The US and China have moved to the brink of the most consequential trade dispute since the second world war. Both countries have proposed tariffs of $50bn on each other’s products; Trump is looking to impose tariffs up to $100bn more on Chinese goods.
Mnuchin has expressed optimism the countries could avoid a trade war. He met last week with financial officials from China, Japan and Europe.
In a sign of progress, Chinese President Xi Jinping vowed earlier this month to open China’s market wider to foreign companies, raising hopes the dispute with Washington could be resolved.
Beijing’s commerce ministry said last weekend that China would welcome a visit from the US to discuss trade issues.
US commerce secretary Wilbur Ross said China’s plan to transform itself into the global technology nexus is a “frightening” one that puts American intellectual property at risk.
“It’s a huge, huge problem,” Ross told a gathering of fabric industry executives about the theft of technology. “And it’s not going away.”
He said Beijing’s development plan – Made in China 2025 – maps out the country’s strategy to dominate “every hot industry” from space to telecommunications to robotics to electric cars.
“They have been the factory floor of the world, now their vision is to be the technology center for the world,” Ross said.

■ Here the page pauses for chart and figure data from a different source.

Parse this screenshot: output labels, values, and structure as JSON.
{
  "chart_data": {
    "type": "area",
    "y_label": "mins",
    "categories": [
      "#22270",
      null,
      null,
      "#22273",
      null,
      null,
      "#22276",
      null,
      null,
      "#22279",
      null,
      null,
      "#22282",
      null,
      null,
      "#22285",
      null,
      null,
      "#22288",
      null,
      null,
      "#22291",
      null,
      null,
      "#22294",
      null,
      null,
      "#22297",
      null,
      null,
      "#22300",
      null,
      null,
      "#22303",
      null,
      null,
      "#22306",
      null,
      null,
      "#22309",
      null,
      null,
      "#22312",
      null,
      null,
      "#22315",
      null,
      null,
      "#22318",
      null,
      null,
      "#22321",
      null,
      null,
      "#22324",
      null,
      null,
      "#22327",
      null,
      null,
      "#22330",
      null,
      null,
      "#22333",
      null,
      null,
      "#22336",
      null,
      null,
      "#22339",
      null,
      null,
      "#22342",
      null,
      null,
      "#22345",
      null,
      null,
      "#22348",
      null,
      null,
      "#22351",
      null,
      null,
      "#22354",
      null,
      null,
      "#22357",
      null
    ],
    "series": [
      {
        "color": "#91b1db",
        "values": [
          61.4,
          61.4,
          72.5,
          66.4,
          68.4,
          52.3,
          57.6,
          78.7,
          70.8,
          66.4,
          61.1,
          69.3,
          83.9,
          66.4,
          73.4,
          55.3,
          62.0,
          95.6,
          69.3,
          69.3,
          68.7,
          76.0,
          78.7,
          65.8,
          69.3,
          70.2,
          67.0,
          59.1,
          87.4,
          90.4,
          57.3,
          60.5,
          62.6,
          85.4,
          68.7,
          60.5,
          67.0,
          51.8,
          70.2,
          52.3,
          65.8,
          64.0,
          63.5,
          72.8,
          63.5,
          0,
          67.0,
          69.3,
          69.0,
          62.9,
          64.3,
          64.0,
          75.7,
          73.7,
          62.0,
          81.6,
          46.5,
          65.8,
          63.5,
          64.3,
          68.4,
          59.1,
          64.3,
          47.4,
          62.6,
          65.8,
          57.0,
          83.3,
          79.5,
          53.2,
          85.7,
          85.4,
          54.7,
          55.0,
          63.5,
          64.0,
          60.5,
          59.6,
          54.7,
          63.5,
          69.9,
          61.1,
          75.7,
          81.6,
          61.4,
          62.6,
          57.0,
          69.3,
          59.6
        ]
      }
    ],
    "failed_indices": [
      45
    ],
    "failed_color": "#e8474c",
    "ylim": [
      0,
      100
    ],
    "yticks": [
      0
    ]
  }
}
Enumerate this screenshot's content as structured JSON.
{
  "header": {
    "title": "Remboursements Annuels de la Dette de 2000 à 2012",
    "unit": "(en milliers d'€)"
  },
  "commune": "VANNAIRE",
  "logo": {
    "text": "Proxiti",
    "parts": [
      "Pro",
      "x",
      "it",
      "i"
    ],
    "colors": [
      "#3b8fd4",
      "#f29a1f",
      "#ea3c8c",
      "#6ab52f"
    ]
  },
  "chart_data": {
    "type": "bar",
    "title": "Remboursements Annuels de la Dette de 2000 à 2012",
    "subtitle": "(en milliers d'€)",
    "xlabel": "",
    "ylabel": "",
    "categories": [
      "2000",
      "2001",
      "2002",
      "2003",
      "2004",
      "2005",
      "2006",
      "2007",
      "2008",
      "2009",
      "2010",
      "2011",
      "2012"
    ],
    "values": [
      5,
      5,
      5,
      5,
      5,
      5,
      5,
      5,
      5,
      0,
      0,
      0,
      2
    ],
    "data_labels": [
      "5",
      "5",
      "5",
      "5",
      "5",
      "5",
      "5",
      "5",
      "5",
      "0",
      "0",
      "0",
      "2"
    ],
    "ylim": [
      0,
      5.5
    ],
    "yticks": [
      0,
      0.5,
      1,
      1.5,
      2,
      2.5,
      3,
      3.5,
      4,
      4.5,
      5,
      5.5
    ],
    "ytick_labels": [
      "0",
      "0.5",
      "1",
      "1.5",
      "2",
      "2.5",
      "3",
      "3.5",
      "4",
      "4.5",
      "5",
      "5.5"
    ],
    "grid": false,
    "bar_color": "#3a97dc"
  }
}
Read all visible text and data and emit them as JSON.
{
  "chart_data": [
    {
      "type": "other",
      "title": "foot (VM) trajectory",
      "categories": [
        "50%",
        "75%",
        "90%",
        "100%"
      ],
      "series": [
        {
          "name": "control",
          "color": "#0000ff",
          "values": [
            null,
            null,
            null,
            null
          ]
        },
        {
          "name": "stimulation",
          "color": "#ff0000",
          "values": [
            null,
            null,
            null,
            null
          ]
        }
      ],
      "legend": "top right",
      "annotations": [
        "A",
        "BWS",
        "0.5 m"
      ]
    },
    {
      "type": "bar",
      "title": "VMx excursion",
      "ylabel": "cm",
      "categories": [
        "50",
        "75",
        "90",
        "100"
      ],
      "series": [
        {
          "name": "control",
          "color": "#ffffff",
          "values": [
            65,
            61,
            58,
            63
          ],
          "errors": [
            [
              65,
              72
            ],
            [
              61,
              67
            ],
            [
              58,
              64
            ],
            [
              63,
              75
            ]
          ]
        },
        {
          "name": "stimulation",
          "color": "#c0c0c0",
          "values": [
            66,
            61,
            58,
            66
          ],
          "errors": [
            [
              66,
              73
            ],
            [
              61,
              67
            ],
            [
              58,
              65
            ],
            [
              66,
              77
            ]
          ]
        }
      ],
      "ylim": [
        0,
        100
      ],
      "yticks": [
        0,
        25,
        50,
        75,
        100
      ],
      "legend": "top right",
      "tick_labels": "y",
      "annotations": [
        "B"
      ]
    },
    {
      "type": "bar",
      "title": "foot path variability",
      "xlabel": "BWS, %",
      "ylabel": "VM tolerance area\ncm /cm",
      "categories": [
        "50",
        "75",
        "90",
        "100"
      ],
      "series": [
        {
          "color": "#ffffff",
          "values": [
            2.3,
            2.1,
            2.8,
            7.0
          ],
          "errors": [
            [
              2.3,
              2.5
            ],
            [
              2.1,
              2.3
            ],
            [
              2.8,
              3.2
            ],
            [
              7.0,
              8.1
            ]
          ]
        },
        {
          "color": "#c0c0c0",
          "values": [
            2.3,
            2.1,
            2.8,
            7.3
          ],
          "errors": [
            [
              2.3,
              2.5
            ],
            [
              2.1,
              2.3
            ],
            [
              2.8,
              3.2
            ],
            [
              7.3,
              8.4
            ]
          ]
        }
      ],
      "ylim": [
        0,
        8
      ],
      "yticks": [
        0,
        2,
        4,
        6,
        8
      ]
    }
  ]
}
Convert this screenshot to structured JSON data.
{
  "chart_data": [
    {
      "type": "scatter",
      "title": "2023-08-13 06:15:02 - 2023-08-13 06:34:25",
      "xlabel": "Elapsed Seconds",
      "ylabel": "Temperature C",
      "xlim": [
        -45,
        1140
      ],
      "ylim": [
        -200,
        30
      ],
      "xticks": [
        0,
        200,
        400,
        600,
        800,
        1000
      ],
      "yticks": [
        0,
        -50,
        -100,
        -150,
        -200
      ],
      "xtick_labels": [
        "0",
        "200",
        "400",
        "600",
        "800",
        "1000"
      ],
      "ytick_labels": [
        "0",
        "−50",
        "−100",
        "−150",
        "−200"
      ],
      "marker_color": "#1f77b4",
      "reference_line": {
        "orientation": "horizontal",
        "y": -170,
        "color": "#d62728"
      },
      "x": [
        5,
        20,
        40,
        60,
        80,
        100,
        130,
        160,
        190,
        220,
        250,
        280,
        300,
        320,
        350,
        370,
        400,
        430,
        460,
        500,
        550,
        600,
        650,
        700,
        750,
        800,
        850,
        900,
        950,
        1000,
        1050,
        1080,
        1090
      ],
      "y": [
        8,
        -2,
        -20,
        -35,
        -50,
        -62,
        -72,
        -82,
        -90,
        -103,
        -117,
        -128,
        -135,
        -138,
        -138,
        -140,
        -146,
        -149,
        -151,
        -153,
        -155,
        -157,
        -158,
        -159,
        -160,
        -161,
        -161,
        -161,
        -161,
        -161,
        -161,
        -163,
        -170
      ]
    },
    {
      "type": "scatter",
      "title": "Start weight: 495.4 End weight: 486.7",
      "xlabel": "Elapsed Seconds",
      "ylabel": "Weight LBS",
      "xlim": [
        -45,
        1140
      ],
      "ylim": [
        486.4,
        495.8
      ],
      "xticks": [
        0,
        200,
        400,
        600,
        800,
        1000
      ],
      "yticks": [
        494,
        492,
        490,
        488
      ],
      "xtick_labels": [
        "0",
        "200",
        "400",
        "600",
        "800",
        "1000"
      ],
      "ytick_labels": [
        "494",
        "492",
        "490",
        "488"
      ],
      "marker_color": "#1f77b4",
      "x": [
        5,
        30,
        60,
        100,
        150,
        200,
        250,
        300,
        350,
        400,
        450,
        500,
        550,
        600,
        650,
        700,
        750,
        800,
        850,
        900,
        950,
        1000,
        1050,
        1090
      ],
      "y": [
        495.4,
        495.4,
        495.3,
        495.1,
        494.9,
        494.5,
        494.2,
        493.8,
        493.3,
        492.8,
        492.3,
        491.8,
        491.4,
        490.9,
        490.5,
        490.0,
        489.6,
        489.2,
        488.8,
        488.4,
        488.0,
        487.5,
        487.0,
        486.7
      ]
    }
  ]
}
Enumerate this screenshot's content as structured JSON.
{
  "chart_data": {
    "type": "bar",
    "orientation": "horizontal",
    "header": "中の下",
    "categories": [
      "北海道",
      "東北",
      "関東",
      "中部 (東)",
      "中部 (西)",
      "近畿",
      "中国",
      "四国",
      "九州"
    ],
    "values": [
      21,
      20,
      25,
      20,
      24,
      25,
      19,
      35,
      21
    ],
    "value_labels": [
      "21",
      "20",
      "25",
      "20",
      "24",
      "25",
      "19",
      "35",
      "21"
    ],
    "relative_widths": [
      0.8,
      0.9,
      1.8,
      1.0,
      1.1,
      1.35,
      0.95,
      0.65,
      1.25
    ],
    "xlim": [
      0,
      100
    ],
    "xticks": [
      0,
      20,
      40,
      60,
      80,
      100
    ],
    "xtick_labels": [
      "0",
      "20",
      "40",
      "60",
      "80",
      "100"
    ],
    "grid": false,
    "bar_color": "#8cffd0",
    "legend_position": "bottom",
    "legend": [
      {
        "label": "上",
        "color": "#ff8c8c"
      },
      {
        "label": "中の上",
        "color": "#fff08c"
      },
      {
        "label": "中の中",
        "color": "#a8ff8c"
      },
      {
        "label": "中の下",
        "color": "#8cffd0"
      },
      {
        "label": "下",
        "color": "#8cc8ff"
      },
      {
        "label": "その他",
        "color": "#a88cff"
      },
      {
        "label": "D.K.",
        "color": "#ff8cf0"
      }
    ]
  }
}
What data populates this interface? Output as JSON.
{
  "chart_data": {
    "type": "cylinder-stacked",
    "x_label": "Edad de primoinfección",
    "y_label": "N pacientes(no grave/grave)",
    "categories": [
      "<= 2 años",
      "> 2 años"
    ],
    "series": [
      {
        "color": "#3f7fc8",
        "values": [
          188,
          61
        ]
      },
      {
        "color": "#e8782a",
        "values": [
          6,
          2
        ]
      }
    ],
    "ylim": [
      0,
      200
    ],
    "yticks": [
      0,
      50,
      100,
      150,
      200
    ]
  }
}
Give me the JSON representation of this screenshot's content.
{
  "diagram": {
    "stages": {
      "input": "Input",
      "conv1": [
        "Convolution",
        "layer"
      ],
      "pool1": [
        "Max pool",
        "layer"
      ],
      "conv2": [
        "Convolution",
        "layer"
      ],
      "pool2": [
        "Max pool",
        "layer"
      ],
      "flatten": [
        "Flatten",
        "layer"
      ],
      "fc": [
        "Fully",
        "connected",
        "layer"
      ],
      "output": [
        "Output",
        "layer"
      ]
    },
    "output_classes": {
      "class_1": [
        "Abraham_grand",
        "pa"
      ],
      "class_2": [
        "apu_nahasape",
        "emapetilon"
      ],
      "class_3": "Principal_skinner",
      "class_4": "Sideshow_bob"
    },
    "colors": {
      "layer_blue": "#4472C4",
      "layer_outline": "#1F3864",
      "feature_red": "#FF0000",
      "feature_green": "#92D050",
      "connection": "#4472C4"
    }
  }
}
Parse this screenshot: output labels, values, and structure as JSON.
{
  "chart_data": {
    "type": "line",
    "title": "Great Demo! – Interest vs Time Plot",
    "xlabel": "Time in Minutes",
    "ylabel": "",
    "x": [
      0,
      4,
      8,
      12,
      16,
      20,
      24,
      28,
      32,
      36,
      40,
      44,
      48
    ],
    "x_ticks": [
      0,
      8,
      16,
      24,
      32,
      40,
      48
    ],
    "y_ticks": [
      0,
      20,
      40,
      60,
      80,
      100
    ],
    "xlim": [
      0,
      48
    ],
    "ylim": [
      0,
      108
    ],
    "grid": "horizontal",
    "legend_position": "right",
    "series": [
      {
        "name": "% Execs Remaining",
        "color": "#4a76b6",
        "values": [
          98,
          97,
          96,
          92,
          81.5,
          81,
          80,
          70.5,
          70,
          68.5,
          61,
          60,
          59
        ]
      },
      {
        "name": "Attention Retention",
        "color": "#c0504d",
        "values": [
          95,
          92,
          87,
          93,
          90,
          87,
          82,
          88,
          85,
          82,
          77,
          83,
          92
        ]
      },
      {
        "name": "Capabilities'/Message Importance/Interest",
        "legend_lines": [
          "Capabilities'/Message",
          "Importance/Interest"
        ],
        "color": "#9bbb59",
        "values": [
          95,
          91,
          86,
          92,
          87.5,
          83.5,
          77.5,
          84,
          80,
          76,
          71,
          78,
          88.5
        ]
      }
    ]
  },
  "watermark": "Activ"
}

“What they are really trying to do is take their immense trade surplus from the conventional industries of today … and plow them into semiconductor research and every kind of research you can imagine.”
Guangzhou Automobile Group on Wednesday said a trade war could hurt its plans to break into the US market if tariff barriers were raised.
Feng Xingya, GAC Group president, told reporters at the Beijing auto show that increased US tariffs on imported Chinese vehicles would have a “significant” impact on its plans and strategy to break into the US by 2019.
“If the United States really levies a 25% tariff, it would have significant impact on us. We are now doing studies on our price competitiveness and profit potential [after any tariff increase],” Feng said at Asia’s largest auto show.